Hiraya stared at it in absolute stillness, wholly spent. With the absence of threat and adrenaline, her mind had gone... blank. For a long moment, they simply ran. The silence of the glowing woods swallowed the echo of their flight, leaving only the sound of one heart, one breath, and a sudden, hollow absence of pain.
The direhorse leapt over low shrubbery, or perhaps a cluster of boulders---she couldn't tell anymore. The sudden jolt jarred her back to the present.
'It's over,' she thought, the movement forcing her mind's fractured thoughts back into focus. She adjusted her seat, clinging tighter to the ridge to keep steady. 'It's finally over.'
The relief was an overpowering tide, temporarily drowning the reality she still had to face. Someone was gone. It had to be addressed. He had to be named. She had to accept---
'No. Not yet. Not right now.'
Blinking the thoughts away, Hiraya leaned forward, directing her fading attention back to her robust companion. She patted the animal's muscled shoulder. In return, a wave of wordless gratitude washed through the tsaheylu, warm and grounding. She took a shuddering breath as the forest fully surrendered to the night, the bioluminescence blooming into a neon tapestry of violets and teals. Her strength, finally spent, began to ebb like a retreating tide. She shifted her weight, draping her upper body completely over the creature's neck.
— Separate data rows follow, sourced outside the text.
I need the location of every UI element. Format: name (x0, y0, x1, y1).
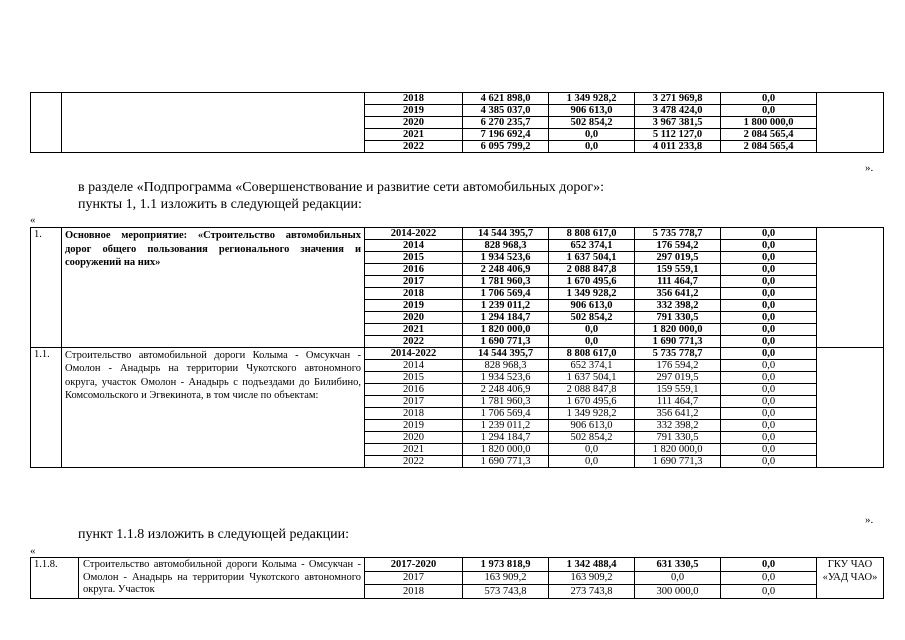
value-cell: 0,0 (721, 432, 817, 444)
value-cell: 828 968,3 (463, 360, 549, 372)
value-cell: 0,0 (721, 585, 817, 599)
year-cell: 2014-2022 (365, 348, 463, 360)
table-row (31, 348, 884, 360)
value-cell: 4 011 233,8 (635, 141, 721, 153)
year-cell: 2022 (365, 141, 463, 153)
value-cell: 5 735 778,7 (635, 348, 721, 360)
value-cell: 652 374,1 (549, 360, 635, 372)
value-cell: 0,0 (721, 456, 817, 468)
value-cell: 1 934 523,6 (463, 372, 549, 384)
value-cell: 159 559,1 (635, 384, 721, 396)
value-cell: 1 637 504,1 (549, 252, 635, 264)
value-cell: 300 000,0 (635, 585, 721, 599)
value-cell: 1 820 000,0 (463, 324, 549, 336)
value-cell: 0,0 (721, 408, 817, 420)
value-cell: 1 820 000,0 (463, 444, 549, 456)
executor-cell (817, 228, 884, 348)
year-cell: 2021 (365, 129, 463, 141)
executor-cell (817, 348, 884, 468)
value-cell: 1 690 771,3 (463, 456, 549, 468)
value-cell: 1 294 184,7 (463, 312, 549, 324)
value-cell: 0,0 (721, 228, 817, 240)
value-cell: 791 330,5 (635, 432, 721, 444)
item-number: 1. (31, 228, 62, 348)
value-cell: 0,0 (721, 420, 817, 432)
value-cell: 4 621 898,0 (463, 93, 549, 105)
point-1-1-8-intro-text: пункт 1.1.8 изложить в следующей редакции: (78, 527, 349, 542)
value-cell: 111 464,7 (635, 276, 721, 288)
year-cell: 2021 (365, 444, 463, 456)
value-cell: 0,0 (721, 372, 817, 384)
close-quote-2: ». (865, 514, 874, 526)
value-cell: 1 690 771,3 (635, 456, 721, 468)
top-table (30, 92, 884, 153)
value-cell: 502 854,2 (549, 432, 635, 444)
value-cell: 332 398,2 (635, 420, 721, 432)
year-cell: 2014-2022 (365, 228, 463, 240)
value-cell: 0,0 (549, 141, 635, 153)
value-cell: 828 968,3 (463, 240, 549, 252)
value-cell: 906 613,0 (549, 105, 635, 117)
value-cell: 1 637 504,1 (549, 372, 635, 384)
year-cell: 2019 (365, 420, 463, 432)
value-cell: 0,0 (549, 456, 635, 468)
name-cell (62, 93, 365, 153)
value-cell: 0,0 (721, 300, 817, 312)
value-cell: 0,0 (721, 264, 817, 276)
value-cell: 6 095 799,2 (463, 141, 549, 153)
value-cell: 906 613,0 (549, 420, 635, 432)
value-cell: 0,0 (721, 558, 817, 572)
value-cell: 906 613,0 (549, 300, 635, 312)
value-cell: 1 690 771,3 (635, 336, 721, 348)
value-cell: 8 808 617,0 (549, 228, 635, 240)
value-cell: 0,0 (721, 93, 817, 105)
close-quote-1: ». (865, 162, 874, 174)
value-cell: 7 196 692,4 (463, 129, 549, 141)
value-cell: 0,0 (721, 348, 817, 360)
value-cell: 3 478 424,0 (635, 105, 721, 117)
value-cell: 1 800 000,0 (721, 117, 817, 129)
item-number: 1.1.8. (31, 558, 79, 599)
value-cell: 1 349 928,2 (549, 288, 635, 300)
year-cell: 2015 (365, 372, 463, 384)
year-cell: 2018 (365, 408, 463, 420)
main-measure-table (30, 227, 884, 468)
value-cell: 0,0 (721, 360, 817, 372)
value-cell: 652 374,1 (549, 240, 635, 252)
year-cell: 2019 (365, 105, 463, 117)
value-cell: 14 544 395,7 (463, 348, 549, 360)
value-cell: 1 973 818,9 (463, 558, 549, 572)
year-cell: 2014 (365, 360, 463, 372)
value-cell: 1 239 011,2 (463, 420, 549, 432)
value-cell: 163 909,2 (463, 571, 549, 585)
item-1-1-8-table (30, 557, 884, 599)
year-cell: 2020 (365, 432, 463, 444)
value-cell: 176 594,2 (635, 360, 721, 372)
year-cell: 2016 (365, 264, 463, 276)
year-cell: 2021 (365, 324, 463, 336)
table-row (31, 558, 884, 572)
table-row (31, 93, 884, 105)
value-cell: 0,0 (635, 571, 721, 585)
value-cell: 1 294 184,7 (463, 432, 549, 444)
year-cell: 2017 (365, 276, 463, 288)
value-cell: 791 330,5 (635, 312, 721, 324)
item-number: 1.1. (31, 348, 62, 468)
value-cell: 1 706 569,4 (463, 408, 549, 420)
value-cell: 2 088 847,8 (549, 264, 635, 276)
value-cell: 5 735 778,7 (635, 228, 721, 240)
year-cell: 2015 (365, 252, 463, 264)
value-cell: 1 934 523,6 (463, 252, 549, 264)
value-cell: 573 743,8 (463, 585, 549, 599)
open-quote-2: « (30, 545, 36, 557)
value-cell: 0,0 (721, 324, 817, 336)
points-intro-text: пункты 1, 1.1 изложить в следующей редакции: (78, 197, 362, 212)
value-cell: 2 084 565,4 (721, 129, 817, 141)
value-cell: 502 854,2 (549, 117, 635, 129)
value-cell: 1 820 000,0 (635, 324, 721, 336)
year-cell: 2017 (365, 396, 463, 408)
value-cell: 273 743,8 (549, 585, 635, 599)
value-cell: 0,0 (549, 129, 635, 141)
year-cell: 2019 (365, 300, 463, 312)
value-cell: 3 271 969,8 (635, 93, 721, 105)
value-cell: 159 559,1 (635, 264, 721, 276)
value-cell: 2 088 847,8 (549, 384, 635, 396)
value-cell: 1 349 928,2 (549, 408, 635, 420)
value-cell: 0,0 (721, 384, 817, 396)
year-cell: 2018 (365, 93, 463, 105)
value-cell: 3 967 381,5 (635, 117, 721, 129)
value-cell: 0,0 (549, 444, 635, 456)
value-cell: 1 670 495,6 (549, 276, 635, 288)
table-row (31, 228, 884, 240)
value-cell: 1 342 488,4 (549, 558, 635, 572)
item-name: Строительство автомобильной дороги Колыма - Омсукчан - Омолон - Анадырь на территории Чукотского автономного округа, участок Омолон - Анадырь с подъездами до Билибино, Комсомольского и Эгвекинота, в том числе по объектам: (62, 348, 365, 468)
year-cell: 2022 (365, 336, 463, 348)
value-cell: 332 398,2 (635, 300, 721, 312)
year-cell: 2017 (365, 571, 463, 585)
value-cell: 0,0 (721, 396, 817, 408)
value-cell: 0,0 (721, 276, 817, 288)
value-cell: 0,0 (549, 324, 635, 336)
year-cell: 2020 (365, 312, 463, 324)
value-cell: 0,0 (721, 444, 817, 456)
value-cell: 0,0 (721, 312, 817, 324)
executor-cell (817, 93, 884, 153)
section-intro-text: в разделе «Подпрограмма «Совершенствование и развитие сети автомобильных дорог»: (78, 180, 605, 195)
value-cell: 176 594,2 (635, 240, 721, 252)
item-name: Основное мероприятие: «Строительство автомобильных дорог общего пользования регионального значения и сооружений на них» (62, 228, 365, 348)
value-cell: 0,0 (721, 105, 817, 117)
year-cell: 2017-2020 (365, 558, 463, 572)
value-cell: 6 270 235,7 (463, 117, 549, 129)
value-cell: 8 808 617,0 (549, 348, 635, 360)
value-cell: 111 464,7 (635, 396, 721, 408)
value-cell: 2 248 406,9 (463, 384, 549, 396)
value-cell: 1 706 569,4 (463, 288, 549, 300)
value-cell: 5 112 127,0 (635, 129, 721, 141)
value-cell: 4 385 037,0 (463, 105, 549, 117)
number-cell (31, 93, 62, 153)
value-cell: 1 820 000,0 (635, 444, 721, 456)
value-cell: 356 641,2 (635, 408, 721, 420)
value-cell: 1 781 960,3 (463, 396, 549, 408)
year-cell: 2018 (365, 288, 463, 300)
year-cell: 2016 (365, 384, 463, 396)
value-cell: 1 781 960,3 (463, 276, 549, 288)
value-cell: 356 641,2 (635, 288, 721, 300)
value-cell: 297 019,5 (635, 252, 721, 264)
value-cell: 0,0 (721, 252, 817, 264)
value-cell: 297 019,5 (635, 372, 721, 384)
year-cell: 2018 (365, 585, 463, 599)
value-cell: 14 544 395,7 (463, 228, 549, 240)
value-cell: 502 854,2 (549, 312, 635, 324)
value-cell: 2 084 565,4 (721, 141, 817, 153)
item-name: Строительство автомобильной дороги Колыма - Омсукчан - Омолон - Анадырь на территории Чукотского автономного округа. Участок (79, 558, 365, 599)
value-cell: 1 690 771,3 (463, 336, 549, 348)
value-cell: 631 330,5 (635, 558, 721, 572)
value-cell: 1 239 011,2 (463, 300, 549, 312)
value-cell: 2 248 406,9 (463, 264, 549, 276)
value-cell: 0,0 (721, 336, 817, 348)
year-cell: 2014 (365, 240, 463, 252)
value-cell: 163 909,2 (549, 571, 635, 585)
value-cell: 0,0 (721, 288, 817, 300)
value-cell: 0,0 (721, 240, 817, 252)
value-cell: 1 670 495,6 (549, 396, 635, 408)
year-cell: 2020 (365, 117, 463, 129)
value-cell: 0,0 (549, 336, 635, 348)
open-quote-1: « (30, 214, 36, 226)
value-cell: 1 349 928,2 (549, 93, 635, 105)
executor-cell: ГКУ ЧАО «УАД ЧАО» (817, 558, 884, 599)
year-cell: 2022 (365, 456, 463, 468)
value-cell: 0,0 (721, 571, 817, 585)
'I will trust you,' she whispered into their shared consciousness, her eyelids growing heavy with the weight of a thousand miles. 'Please... take us somewhere safe.'
The forest blurred into a shimmering river of light. Her mount began to slow, his strides transitioning from hurried compliance to careful accommodation, keeping her balanced on his back. The powerful gait of her pa'li became a cradle, rocking her toward a void where the shrieks of the Mangkwan and the smell of blood could no longer reach her. The last thing she felt before the darkness claimed her was the steady, rhythmic thrum of the creature's heart---a life she had fought for, a single heartbeat saved in a world that had taken everything else.